Choosing sam flags to extract all reads mapped to 5' -> 3' OR 3' -> 5' of reference sequence?
3
0
Entering edit mode
4.7 years ago
johnnytam100 ▴ 100

I am trying to extract all the reads which : 1) mapped to 5' -> 3' OR 3' -> 5' of reference sequence AND 2) paired but one of the reads is unmapped.

To meet requirement 2), I read from here or here that the sam flags are 73, 133, 89, 121, 165, 181, 101, 117, 153, 185, 69 and 137.

However, to meet requirement 1), out of the flags stated above, what is the simple method to determine whether the reads are mapped to 5' -> 3' OR 3' -> 5' of the reference sequence?

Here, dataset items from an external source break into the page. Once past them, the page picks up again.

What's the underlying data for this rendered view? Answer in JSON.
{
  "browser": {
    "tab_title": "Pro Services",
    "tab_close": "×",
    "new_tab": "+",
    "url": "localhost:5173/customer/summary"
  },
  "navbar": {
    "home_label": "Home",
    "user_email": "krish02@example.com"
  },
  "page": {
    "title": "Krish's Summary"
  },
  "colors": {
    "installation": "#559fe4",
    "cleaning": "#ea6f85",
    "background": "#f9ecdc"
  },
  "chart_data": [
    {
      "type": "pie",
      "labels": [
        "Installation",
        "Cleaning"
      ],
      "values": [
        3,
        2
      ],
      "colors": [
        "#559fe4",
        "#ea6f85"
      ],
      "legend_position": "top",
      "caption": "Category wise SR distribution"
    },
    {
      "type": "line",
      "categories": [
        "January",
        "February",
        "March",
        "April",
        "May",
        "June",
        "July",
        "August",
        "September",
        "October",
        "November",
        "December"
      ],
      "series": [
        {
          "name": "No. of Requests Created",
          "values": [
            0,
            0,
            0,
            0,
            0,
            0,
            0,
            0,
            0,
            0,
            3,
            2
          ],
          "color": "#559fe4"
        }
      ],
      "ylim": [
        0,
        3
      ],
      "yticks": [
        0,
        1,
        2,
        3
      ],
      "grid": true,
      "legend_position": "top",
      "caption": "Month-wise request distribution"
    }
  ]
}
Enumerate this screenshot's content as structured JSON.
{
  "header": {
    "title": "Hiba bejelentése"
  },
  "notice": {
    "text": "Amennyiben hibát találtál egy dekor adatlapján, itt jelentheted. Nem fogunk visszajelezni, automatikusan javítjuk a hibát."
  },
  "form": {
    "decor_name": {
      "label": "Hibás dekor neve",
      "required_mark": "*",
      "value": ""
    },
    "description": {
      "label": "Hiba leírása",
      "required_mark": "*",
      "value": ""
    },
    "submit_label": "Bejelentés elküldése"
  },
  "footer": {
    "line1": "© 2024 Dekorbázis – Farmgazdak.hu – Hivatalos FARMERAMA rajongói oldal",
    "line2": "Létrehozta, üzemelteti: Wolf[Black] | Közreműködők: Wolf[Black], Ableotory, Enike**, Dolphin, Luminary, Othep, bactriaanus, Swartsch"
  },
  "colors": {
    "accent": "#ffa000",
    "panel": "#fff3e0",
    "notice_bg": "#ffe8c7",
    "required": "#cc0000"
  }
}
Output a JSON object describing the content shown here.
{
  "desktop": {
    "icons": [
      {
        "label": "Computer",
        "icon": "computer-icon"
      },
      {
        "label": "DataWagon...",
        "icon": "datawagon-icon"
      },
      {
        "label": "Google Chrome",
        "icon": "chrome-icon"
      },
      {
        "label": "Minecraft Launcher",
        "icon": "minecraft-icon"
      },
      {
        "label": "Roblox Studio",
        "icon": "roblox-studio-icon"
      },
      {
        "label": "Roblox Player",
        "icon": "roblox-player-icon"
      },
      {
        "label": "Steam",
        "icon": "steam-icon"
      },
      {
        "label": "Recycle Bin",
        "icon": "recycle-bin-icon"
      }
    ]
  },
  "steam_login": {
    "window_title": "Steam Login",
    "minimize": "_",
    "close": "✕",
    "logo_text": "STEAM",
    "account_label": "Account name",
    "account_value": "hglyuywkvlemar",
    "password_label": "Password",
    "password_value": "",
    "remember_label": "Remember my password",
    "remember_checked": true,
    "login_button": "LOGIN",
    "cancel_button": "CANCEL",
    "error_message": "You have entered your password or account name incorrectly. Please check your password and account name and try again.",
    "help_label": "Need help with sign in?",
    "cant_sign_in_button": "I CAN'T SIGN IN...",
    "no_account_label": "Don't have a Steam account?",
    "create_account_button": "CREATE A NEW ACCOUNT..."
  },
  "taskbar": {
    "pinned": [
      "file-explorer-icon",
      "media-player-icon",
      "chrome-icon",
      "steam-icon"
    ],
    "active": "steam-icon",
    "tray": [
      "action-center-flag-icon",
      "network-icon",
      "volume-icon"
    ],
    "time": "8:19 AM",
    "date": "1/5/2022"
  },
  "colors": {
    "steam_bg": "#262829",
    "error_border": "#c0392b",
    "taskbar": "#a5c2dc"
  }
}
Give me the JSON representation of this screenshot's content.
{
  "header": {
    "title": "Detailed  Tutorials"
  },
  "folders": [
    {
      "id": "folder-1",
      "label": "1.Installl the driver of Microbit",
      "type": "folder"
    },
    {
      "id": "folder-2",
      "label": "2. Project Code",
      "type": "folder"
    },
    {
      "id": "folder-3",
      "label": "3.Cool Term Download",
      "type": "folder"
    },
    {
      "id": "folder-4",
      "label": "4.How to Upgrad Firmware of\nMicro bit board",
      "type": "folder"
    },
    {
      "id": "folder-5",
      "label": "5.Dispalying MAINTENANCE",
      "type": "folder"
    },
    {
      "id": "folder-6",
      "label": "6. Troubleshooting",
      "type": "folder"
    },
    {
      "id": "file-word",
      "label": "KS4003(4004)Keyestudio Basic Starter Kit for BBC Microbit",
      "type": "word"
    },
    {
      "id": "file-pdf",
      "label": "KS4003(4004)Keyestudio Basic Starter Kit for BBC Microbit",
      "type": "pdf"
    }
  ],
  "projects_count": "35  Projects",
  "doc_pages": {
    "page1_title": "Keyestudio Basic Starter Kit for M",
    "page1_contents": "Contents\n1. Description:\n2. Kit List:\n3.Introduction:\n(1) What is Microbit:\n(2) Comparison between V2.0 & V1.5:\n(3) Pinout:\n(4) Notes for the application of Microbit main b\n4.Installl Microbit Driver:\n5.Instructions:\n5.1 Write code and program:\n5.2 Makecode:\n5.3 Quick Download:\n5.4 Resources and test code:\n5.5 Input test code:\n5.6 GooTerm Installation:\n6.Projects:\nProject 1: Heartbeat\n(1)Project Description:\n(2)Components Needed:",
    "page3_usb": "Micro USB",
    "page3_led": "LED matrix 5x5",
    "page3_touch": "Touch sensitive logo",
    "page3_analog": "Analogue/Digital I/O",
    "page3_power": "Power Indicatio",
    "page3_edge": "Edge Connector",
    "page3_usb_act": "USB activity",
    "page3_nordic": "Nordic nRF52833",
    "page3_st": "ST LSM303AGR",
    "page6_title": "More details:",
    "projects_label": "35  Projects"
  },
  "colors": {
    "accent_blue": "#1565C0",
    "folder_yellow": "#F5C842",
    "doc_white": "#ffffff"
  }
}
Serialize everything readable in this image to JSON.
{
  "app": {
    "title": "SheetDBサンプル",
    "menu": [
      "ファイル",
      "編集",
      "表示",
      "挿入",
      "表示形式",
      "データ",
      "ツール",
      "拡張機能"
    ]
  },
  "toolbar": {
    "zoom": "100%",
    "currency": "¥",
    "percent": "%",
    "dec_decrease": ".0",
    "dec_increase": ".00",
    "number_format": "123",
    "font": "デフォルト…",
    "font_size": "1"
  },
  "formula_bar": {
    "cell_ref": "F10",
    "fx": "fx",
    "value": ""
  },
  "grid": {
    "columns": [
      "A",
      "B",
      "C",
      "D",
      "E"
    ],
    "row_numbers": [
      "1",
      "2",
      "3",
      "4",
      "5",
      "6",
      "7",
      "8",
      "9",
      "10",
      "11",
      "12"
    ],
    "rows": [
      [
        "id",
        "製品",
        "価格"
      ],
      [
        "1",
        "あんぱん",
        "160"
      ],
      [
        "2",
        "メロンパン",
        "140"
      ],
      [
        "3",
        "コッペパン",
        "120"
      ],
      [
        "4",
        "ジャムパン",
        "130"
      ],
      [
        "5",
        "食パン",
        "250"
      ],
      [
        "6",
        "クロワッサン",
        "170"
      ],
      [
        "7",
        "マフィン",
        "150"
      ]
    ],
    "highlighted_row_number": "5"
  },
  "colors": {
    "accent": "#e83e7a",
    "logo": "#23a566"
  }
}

I have also read from slide 32 of here but was quite difficult when I start to consider combinations.

Thanks a lot!!!

sam bwa flag mapping • 2.3k views
0
Entering edit mode

Do you have any language you must use? Or it doesn't matter?

0
Entering edit mode

I work in a linux system so maybe it doesn't matter.

1
Entering edit mode
4.7 years ago

I don't think you can do this using a one-pass samtools.

using samjdk:

 java -jar dist/samjdk.jar -e 'return record.getReadPairedFlag() &&((record.getReadUnmappedFlag() && !record.getMateUnmappedFlag()) || (!record.getReadUnmappedFlag() && record.getMateUnmappedFlag()));' input.bam

0
Entering edit mode

How could I divide the reads into 5' -> 3' and 3' -> 5' direction using the script? Thank you so much!

1
Entering edit mode

BTW, thank you so much for sharing the slides, maybe that is one of the few explanations of the sam flags that visualize how the reads look like.

0
Entering edit mode

it's not clear if you want to divide the sam flags . Your question looks like ( (cond1 || cond2) && cond3)'.

0
Entering edit mode

Sorry for making it confusing. I am extracting 2 groups of reads : Group 1 : paired but one of the reads is unmapped AND mapped 5'->3' of reference. Group 2 : paired but one of the reads is unmapped AND mapped 3'->5' of reference.

1
Entering edit mode

negative strand:

java -jar dist/samjdk.jar -e 'return record.getReadPairedFlag() &&((record.getReadUnmappedFlag() && !record.getMateUnmappedFlag() && record.getMateNegativeStrandFlag()) || (!record.getReadUnmappedFlag() && record.getMateUnmappedFlag() && record.getReadNegativeStrandFlag()));' input.bam


positive strand:

java -jar dist/samjdk.jar -e 'return record.getReadPairedFlag() &&((record.getReadUnmappedFlag() && !record.getMateUnmappedFlag() && !record.getMateNegativeStrandFlag()) || (!record.getReadUnmappedFlag() && record.getMateUnmappedFlag() && !record.getReadNegativeStrandFlag()));' input.bam

0
Entering edit mode

Great! You are of great help!!! After I compiled samjdk according to the download and compile section here and tried to run the command of negative strand, the following error appeared: Error: Invalid or corrupt jarfile. Any idea on how to fix this? Thanks again.

0
Entering edit mode

0
Entering edit mode

Sorry for keeping you waiting. Here are the information :

Installation command :

git clone "https://github.com/lindenb/jvarkit.git"
cd jvarkit
make samjdk


Command to extract negative strand:

java -jar /data/tam/script/jvarkit/src/main/java/com/github/lindenb/jvarkit/tools/samjs/SamJdk.java


Java version:

openjdk version "1.8.0_131"
OpenJDK Runtime Environment (build 1.8.0_131-b11)
OpenJDK 64-Bit Server VM (build 25.131-b11, mixed mode)

0
Entering edit mode
4.7 years ago
glihm ▴ 640

I strongly recommend you to read the documentation of SAMTOOLS and associated HTSlib. They are very powerful tools and you must understand them to go further in the SAM formatted files processing.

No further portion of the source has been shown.